Extracting business keywords from requirement documents

Time:2020-7-23

background

To be an automatic tool which can locate the system fault, we need to use it in the development processReptilesGet the bug description of the company’s test platform, as well as the crawler for code fault analysis on sonar. Through the obtained data, the system fault can be located, analyzed and classified. Because it belongs to the banking business, it will be involvedInaccurate classification of professional vocabularyThe requirement of “extracting business keywords from requirement documents” is derived.


Basic concepts and principles of algorithms

Textrank algorithm is improved from PageRank algorithm, and their ideas are similar. The difference is: PageRank algorithm constructs network according to the link relationship between web pages, while textrank algorithm constructs network according to the common occurrence relationship between words; the edge in the network constructed by textrank algorithm is undirected weighted edge, and the directed edge in the network constructed by PageRank algorithm is not The same.
The core formula of textrank algorithm is as follows, where wji is used to represent the edge connection between two nodes with different importance
Extracting business keywords from requirement documents


For ease of understandingThe specific steps of using textrank algorithm to extract keywords and keyword groups are given as follows:
  1. Sentence by sentence segmentation of the document to be tested, i.eExtracting business keywords from requirement documents
  2. For eachExtracting business keywords from requirement documentsAfter that, delete the stop words in the sentence and keep the candidate words for the given part of speech, such as noun, verb, adjective, etcExtracting business keywords from requirement documentsamongExtracting business keywords from requirement documentsIt is the word reserved in sentence I;
  3. The word graph network G = (V, e) is constructed, where V is the set of nodes, which is composed of the words generated in the above steps, and then the edges between any two nodes are constructed by co-occurrence relationship: when there are edges between the two nodes, if and only if the words corresponding to the two edge connected nodes appear simultaneously in the window of length k, it means that there are at most k keywords, and in general, k = 2;
  4. According to the above formula, the weight of each node is calculated iteratively until it converges;
  5. After sorting the weights of each node in reverse order, the N keywords in the front are obtained as top-N keywords and phrases;
  6. For the obtained top-N keywords, the tag query and comparison are carried out in the original text. If they form adjacent phrases, they can be extracted as keyword groups.
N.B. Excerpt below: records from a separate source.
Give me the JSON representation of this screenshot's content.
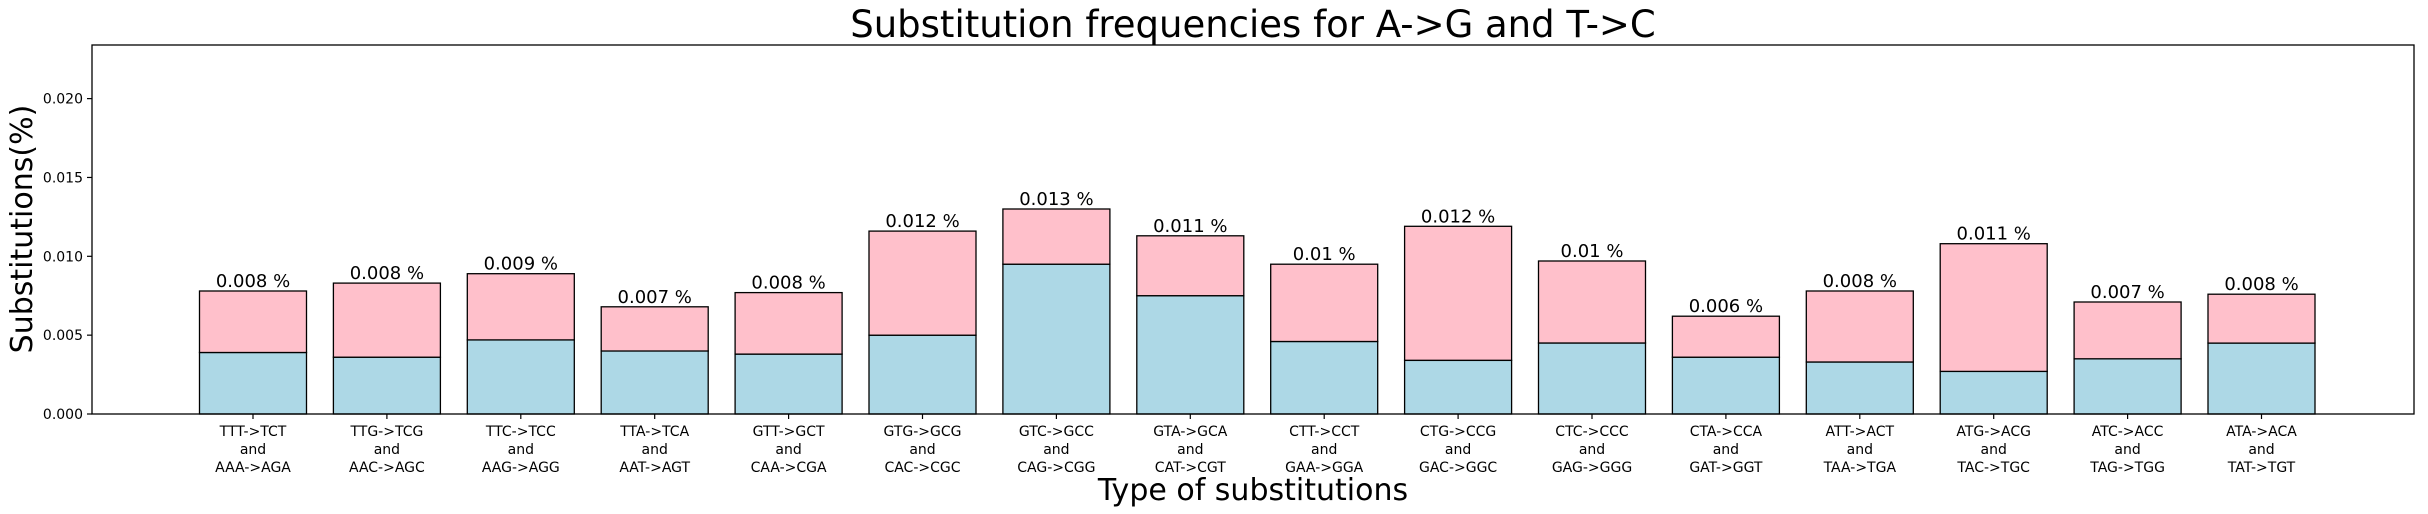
{
  "chart_data": {
    "type": "bar",
    "stacked": true,
    "title": "Substitution frequencies for A->G and T->C",
    "xlabel": "Type of substitutions",
    "ylabel": "Substitutions(%)",
    "ylim": [
      0,
      0.0234
    ],
    "yticks": [
      "0.000",
      "0.005",
      "0.010",
      "0.015",
      "0.020"
    ],
    "ytick_values": [
      0,
      0.005,
      0.01,
      0.015,
      0.02
    ],
    "grid": false,
    "categories": [
      [
        "TTT->TCT",
        "and",
        "AAA->AGA"
      ],
      [
        "TTG->TCG",
        "and",
        "AAC->AGC"
      ],
      [
        "TTC->TCC",
        "and",
        "AAG->AGG"
      ],
      [
        "TTA->TCA",
        "and",
        "AAT->AGT"
      ],
      [
        "GTT->GCT",
        "and",
        "CAA->CGA"
      ],
      [
        "GTG->GCG",
        "and",
        "CAC->CGC"
      ],
      [
        "GTC->GCC",
        "and",
        "CAG->CGG"
      ],
      [
        "GTA->GCA",
        "and",
        "CAT->CGT"
      ],
      [
        "CTT->CCT",
        "and",
        "GAA->GGA"
      ],
      [
        "CTG->CCG",
        "and",
        "GAC->GGC"
      ],
      [
        "CTC->CCC",
        "and",
        "GAG->GGG"
      ],
      [
        "CTA->CCA",
        "and",
        "GAT->GGT"
      ],
      [
        "ATT->ACT",
        "and",
        "TAA->TGA"
      ],
      [
        "ATG->ACG",
        "and",
        "TAC->TGC"
      ],
      [
        "ATC->ACC",
        "and",
        "TAG->TGG"
      ],
      [
        "ATA->ACA",
        "and",
        "TAT->TGT"
      ]
    ],
    "series": [
      {
        "color": "#add8e6",
        "values": [
          0.0039,
          0.0036,
          0.0047,
          0.004,
          0.0038,
          0.005,
          0.0095,
          0.0075,
          0.0046,
          0.0034,
          0.0045,
          0.0036,
          0.0033,
          0.0027,
          0.0035,
          0.0045
        ]
      },
      {
        "color": "#ffc0cb",
        "values": [
          0.0039,
          0.0047,
          0.0042,
          0.0028,
          0.0039,
          0.0066,
          0.0035,
          0.0038,
          0.0049,
          0.0085,
          0.0052,
          0.0026,
          0.0045,
          0.0081,
          0.0036,
          0.0031
        ]
      }
    ],
    "totals": [
      0.0078,
      0.0083,
      0.0089,
      0.0068,
      0.0077,
      0.0116,
      0.013,
      0.0113,
      0.0095,
      0.0119,
      0.0097,
      0.0062,
      0.0078,
      0.0108,
      0.0071,
      0.0076
    ],
    "data_labels": [
      "0.008 %",
      "0.008 %",
      "0.009 %",
      "0.007 %",
      "0.008 %",
      "0.012 %",
      "0.013 %",
      "0.011 %",
      "0.01 %",
      "0.012 %",
      "0.01 %",
      "0.006 %",
      "0.008 %",
      "0.011 %",
      "0.007 %",
      "0.008 %"
    ]
  }
}
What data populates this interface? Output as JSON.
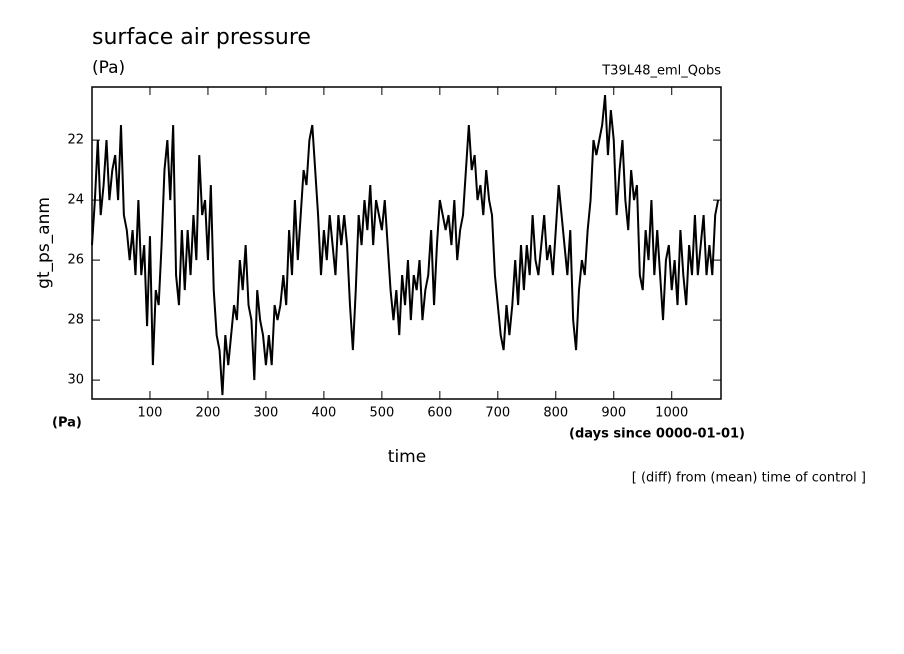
{
  "chart_data": {
    "type": "line",
    "title": "surface air pressure",
    "y_units": "(Pa)",
    "experiment": "T39L48_eml_Qobs",
    "y_label": "gt_ps_anm",
    "x_units_left": "(Pa)",
    "x_units": "(days since 0000-01-01)",
    "x_label": "time",
    "note": "[ (diff) from (mean) time of control ]",
    "xlim": [
      0,
      1085
    ],
    "ylim": [
      20.23,
      30.63
    ],
    "y_inverted": true,
    "xticks": [
      100,
      200,
      300,
      400,
      500,
      600,
      700,
      800,
      900,
      1000
    ],
    "yticks": [
      22,
      24,
      26,
      28,
      30
    ],
    "x": [
      0,
      5,
      10,
      15,
      20,
      25,
      30,
      35,
      40,
      45,
      50,
      55,
      60,
      65,
      70,
      75,
      80,
      85,
      90,
      95,
      100,
      105,
      110,
      115,
      120,
      125,
      130,
      135,
      140,
      145,
      150,
      155,
      160,
      165,
      170,
      175,
      180,
      185,
      190,
      195,
      200,
      205,
      210,
      215,
      220,
      225,
      230,
      235,
      240,
      245,
      250,
      255,
      260,
      265,
      270,
      275,
      280,
      285,
      290,
      295,
      300,
      305,
      310,
      315,
      320,
      325,
      330,
      335,
      340,
      345,
      350,
      355,
      360,
      365,
      370,
      375,
      380,
      385,
      390,
      395,
      400,
      405,
      410,
      415,
      420,
      425,
      430,
      435,
      440,
      445,
      450,
      455,
      460,
      465,
      470,
      475,
      480,
      485,
      490,
      495,
      500,
      505,
      510,
      515,
      520,
      525,
      530,
      535,
      540,
      545,
      550,
      555,
      560,
      565,
      570,
      575,
      580,
      585,
      590,
      595,
      600,
      605,
      610,
      615,
      620,
      625,
      630,
      635,
      640,
      645,
      650,
      655,
      660,
      665,
      670,
      675,
      680,
      685,
      690,
      695,
      700,
      705,
      710,
      715,
      720,
      725,
      730,
      735,
      740,
      745,
      750,
      755,
      760,
      765,
      770,
      775,
      780,
      785,
      790,
      795,
      800,
      805,
      810,
      815,
      820,
      825,
      830,
      835,
      840,
      845,
      850,
      855,
      860,
      865,
      870,
      875,
      880,
      885,
      890,
      895,
      900,
      905,
      910,
      915,
      920,
      925,
      930,
      935,
      940,
      945,
      950,
      955,
      960,
      965,
      970,
      975,
      980,
      985,
      990,
      995,
      1000,
      1005,
      1010,
      1015,
      1020,
      1025,
      1030,
      1035,
      1040,
      1045,
      1050,
      1055,
      1060,
      1065,
      1070,
      1075,
      1080
    ],
    "series": [
      {
        "color": "#000000",
        "values": [
          25.5,
          24,
          22,
          24.5,
          23.5,
          22,
          24,
          23,
          22.5,
          24,
          21.5,
          24.5,
          25,
          26,
          25,
          26.5,
          24,
          26.5,
          25.5,
          28.2,
          25.2,
          29.5,
          27,
          27.5,
          25.5,
          23,
          22,
          24,
          21.5,
          26.5,
          27.5,
          25,
          27,
          25,
          26.5,
          24.5,
          26,
          22.5,
          24.5,
          24,
          26,
          23.5,
          27,
          28.5,
          29,
          30.5,
          28.5,
          29.5,
          28.5,
          27.5,
          28,
          26,
          27,
          25.5,
          27.5,
          28,
          30,
          27,
          28,
          28.5,
          29.5,
          28.5,
          29.5,
          27.5,
          28,
          27.5,
          26.5,
          27.5,
          25,
          26.5,
          24,
          26,
          24.5,
          23,
          23.5,
          22,
          21.5,
          23,
          24.5,
          26.5,
          25,
          26,
          24.5,
          25.5,
          26.5,
          24.5,
          25.5,
          24.5,
          25.5,
          27.5,
          29,
          27,
          24.5,
          25.5,
          24,
          25,
          23.5,
          25.5,
          24,
          24.5,
          25,
          24,
          25.5,
          27,
          28,
          27,
          28.5,
          26.5,
          27.5,
          26,
          28,
          26.5,
          27,
          26,
          28,
          27,
          26.5,
          25,
          27.5,
          25.5,
          24,
          24.5,
          25,
          24.5,
          25.5,
          24,
          26,
          25,
          24.5,
          23,
          21.5,
          23,
          22.5,
          24,
          23.5,
          24.5,
          23,
          24,
          24.5,
          26.5,
          27.5,
          28.5,
          29,
          27.5,
          28.5,
          27.5,
          26,
          27.5,
          25.5,
          27,
          25.5,
          26.5,
          24.5,
          26,
          26.5,
          25.5,
          24.5,
          26,
          25.5,
          26.5,
          25,
          23.5,
          24.5,
          25.5,
          26.5,
          25,
          28,
          29,
          27,
          26,
          26.5,
          25,
          24,
          22,
          22.5,
          22,
          21.5,
          20.5,
          22.5,
          21,
          22,
          24.5,
          23,
          22,
          24,
          25,
          23,
          24,
          23.5,
          26.5,
          27,
          25,
          26,
          24,
          26.5,
          25,
          26.5,
          28,
          26,
          25.5,
          27,
          26,
          27.5,
          25,
          26.5,
          27.5,
          25.5,
          26.5,
          24.5,
          26.5,
          25.5,
          24.5,
          26.5,
          25.5,
          26.5,
          24.5,
          24
        ]
      }
    ]
  }
}
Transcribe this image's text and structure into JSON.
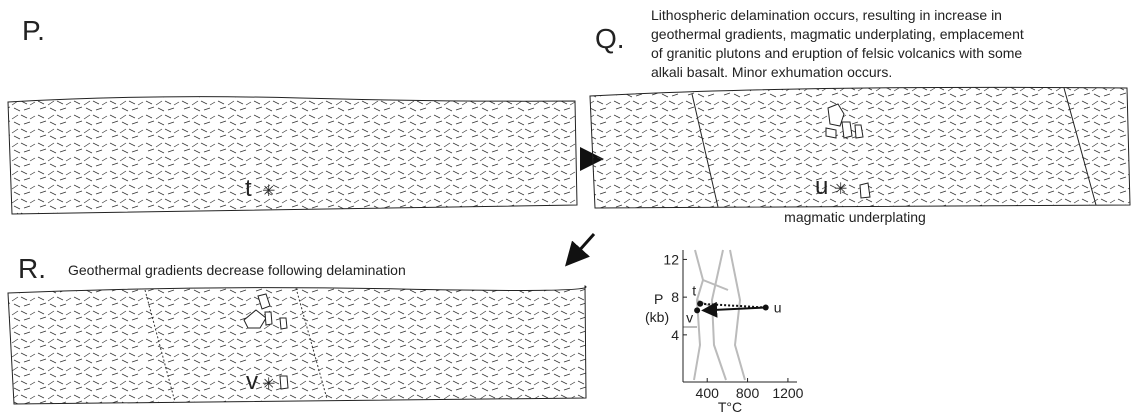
{
  "panels": [
    {
      "label": "P.",
      "point": "t"
    },
    {
      "label": "Q.",
      "caption": [
        "Lithospheric delamination occurs, resulting in increase in",
        "geothermal gradients, magmatic underplating, emplacement",
        "of granitic plutons and eruption of felsic volcanics with some",
        "alkali basalt.  Minor exhumation occurs."
      ],
      "point": "u",
      "note": "magmatic underplating"
    },
    {
      "label": "R.",
      "caption": [
        "Geothermal gradients decrease following delamination"
      ],
      "point": "v"
    }
  ],
  "inset": {
    "ylabel": "P",
    "yunit": "(kb)",
    "xlabel": "T°C",
    "xlim": [
      160,
      1290
    ],
    "ylim": [
      -1,
      13
    ],
    "xticks": [
      400,
      800,
      1200
    ],
    "yticks": [
      4,
      8,
      12
    ],
    "points": [
      {
        "label": "t",
        "T": 330,
        "P": 7.3
      },
      {
        "label": "u",
        "T": 980,
        "P": 6.9
      },
      {
        "label": "v",
        "T": 300,
        "P": 6.6
      }
    ]
  }
}
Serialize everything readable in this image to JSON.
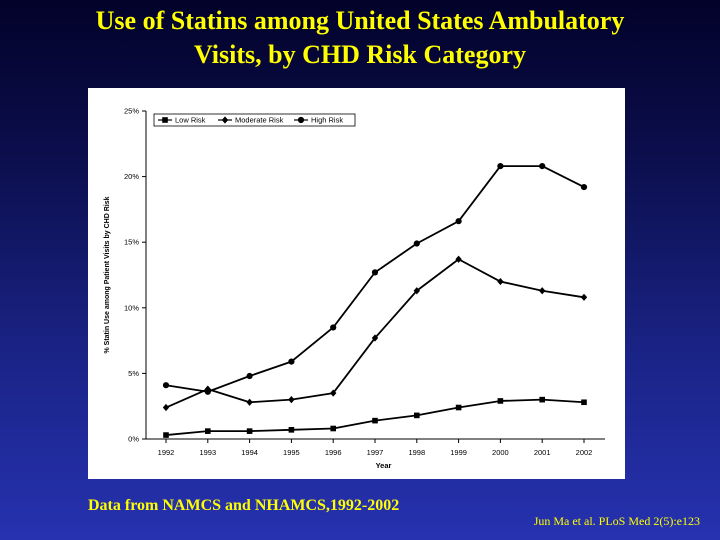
{
  "slide": {
    "title_line1": "Use of Statins among United States Ambulatory",
    "title_line2": "Visits, by CHD Risk Category",
    "source": "Data from NAMCS and NHAMCS,1992-2002",
    "citation": "Jun Ma et al. PLoS Med 2(5):e123"
  },
  "colors": {
    "title": "#ffff00",
    "line": "#000000"
  },
  "chart_data": {
    "type": "line",
    "title": "",
    "xlabel": "Year",
    "ylabel": "% Statin Use among Patient Visits by CHD Risk",
    "x": [
      "1992",
      "1993",
      "1994",
      "1995",
      "1996",
      "1997",
      "1998",
      "1999",
      "2000",
      "2001",
      "2002"
    ],
    "ylim": [
      0,
      25
    ],
    "yticks": [
      0,
      5,
      10,
      15,
      20,
      25
    ],
    "ytick_labels": [
      "0%",
      "5%",
      "10%",
      "15%",
      "20%",
      "25%"
    ],
    "legend_position": "top-left",
    "grid": false,
    "series": [
      {
        "name": "Low Risk",
        "marker": "square",
        "values": [
          0.3,
          0.6,
          0.6,
          0.7,
          0.8,
          1.4,
          1.8,
          2.4,
          2.9,
          3.0,
          2.8
        ]
      },
      {
        "name": "Moderate Risk",
        "marker": "diamond",
        "values": [
          2.4,
          3.8,
          2.8,
          3.0,
          3.5,
          7.7,
          11.3,
          13.7,
          12.0,
          11.3,
          10.8
        ]
      },
      {
        "name": "High Risk",
        "marker": "circle",
        "values": [
          4.1,
          3.6,
          4.8,
          5.9,
          8.5,
          12.7,
          14.9,
          16.6,
          20.8,
          20.8,
          19.2
        ]
      }
    ]
  }
}
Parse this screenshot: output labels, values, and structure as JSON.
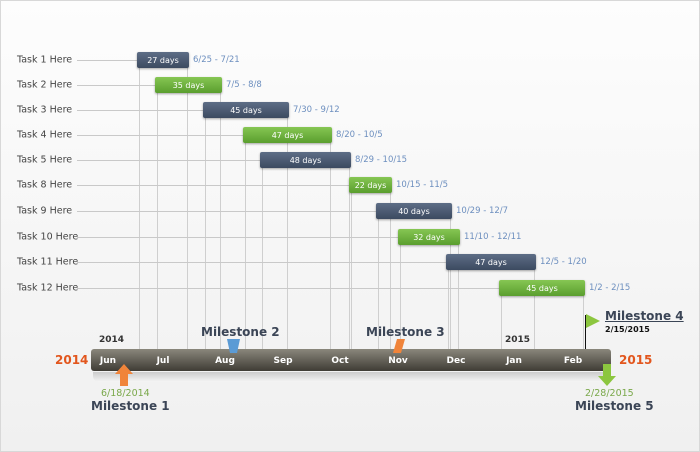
{
  "chart_data": {
    "type": "gantt",
    "tasks": [
      {
        "name": "Task 1 Here",
        "duration": "27 days",
        "range": "6/25 - 7/21",
        "color": "dark"
      },
      {
        "name": "Task 2 Here",
        "duration": "35 days",
        "range": "7/5 - 8/8",
        "color": "green"
      },
      {
        "name": "Task 3 Here",
        "duration": "45 days",
        "range": "7/30 - 9/12",
        "color": "dark"
      },
      {
        "name": "Task 4 Here",
        "duration": "47 days",
        "range": "8/20 - 10/5",
        "color": "green"
      },
      {
        "name": "Task 5 Here",
        "duration": "48 days",
        "range": "8/29 - 10/15",
        "color": "dark"
      },
      {
        "name": "Task 8 Here",
        "duration": "22 days",
        "range": "10/15 - 11/5",
        "color": "green"
      },
      {
        "name": "Task 9 Here",
        "duration": "40 days",
        "range": "10/29 - 12/7",
        "color": "dark"
      },
      {
        "name": "Task 10 Here",
        "duration": "32 days",
        "range": "11/10 - 12/11",
        "color": "green"
      },
      {
        "name": "Task 11 Here",
        "duration": "47 days",
        "range": "12/5 - 1/20",
        "color": "dark"
      },
      {
        "name": "Task 12 Here",
        "duration": "45 days",
        "range": "1/2 - 2/15",
        "color": "green"
      }
    ],
    "timeline": {
      "start_year": "2014",
      "end_year": "2015",
      "year_marks": [
        "2014",
        "2015"
      ],
      "months": [
        "Jun",
        "Jul",
        "Aug",
        "Sep",
        "Oct",
        "Nov",
        "Dec",
        "Jan",
        "Feb"
      ]
    },
    "milestones": [
      {
        "label": "Milestone 1",
        "date": "6/18/2014",
        "color": "#f0843a"
      },
      {
        "label": "Milestone 2",
        "color": "#5b9bd5"
      },
      {
        "label": "Milestone 3",
        "color": "#f0843a"
      },
      {
        "label": "Milestone 4",
        "date": "2/15/2015",
        "color": "#8cc63f"
      },
      {
        "label": "Milestone 5",
        "date": "2/28/2015",
        "color": "#8cc63f"
      }
    ],
    "colors": {
      "dark": "#46546b",
      "green": "#6cb33f",
      "accent": "#e2561d"
    }
  }
}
    Extracting business keywords from requirement documents

    Figure 3-2 textrank keyword extraction algorithm flow chart

    As a keyword extraction method, textrank algorithm has the greatest advantage over the other extraction methods introduced above, which is based on theNo supervisionThe extraction method is based on a text asUnitTherefore, there is no need for a large number of corpus training. Through the development of the existing computer, can calculate and process faster, and can be applied to a variety of file formats or thematic documents, can be in theshort timeAfter the keyword extraction is successful, it can automatically generate the summary, and the overall effect is relatively coherent.

Problems encountered

1. Access to requirements documents

  • Download it from SVN and put it into the project folder to read it directly (because Python is not very skilled, this method can only be used first)
  • Use the crawler to climb down from the SVN (next prepareDirection of optimization

2. The extracted keywords are not relevant to the major

The keywords that have just been extracted will have phrases with greater technical relevance. By modifying and changing the stop word list, the key phrases of business relevance are finally obtained. At present, they are printed out. NextDirection of optimizationIs able to directly output the extracted keyword document, encapsulate this into a tool.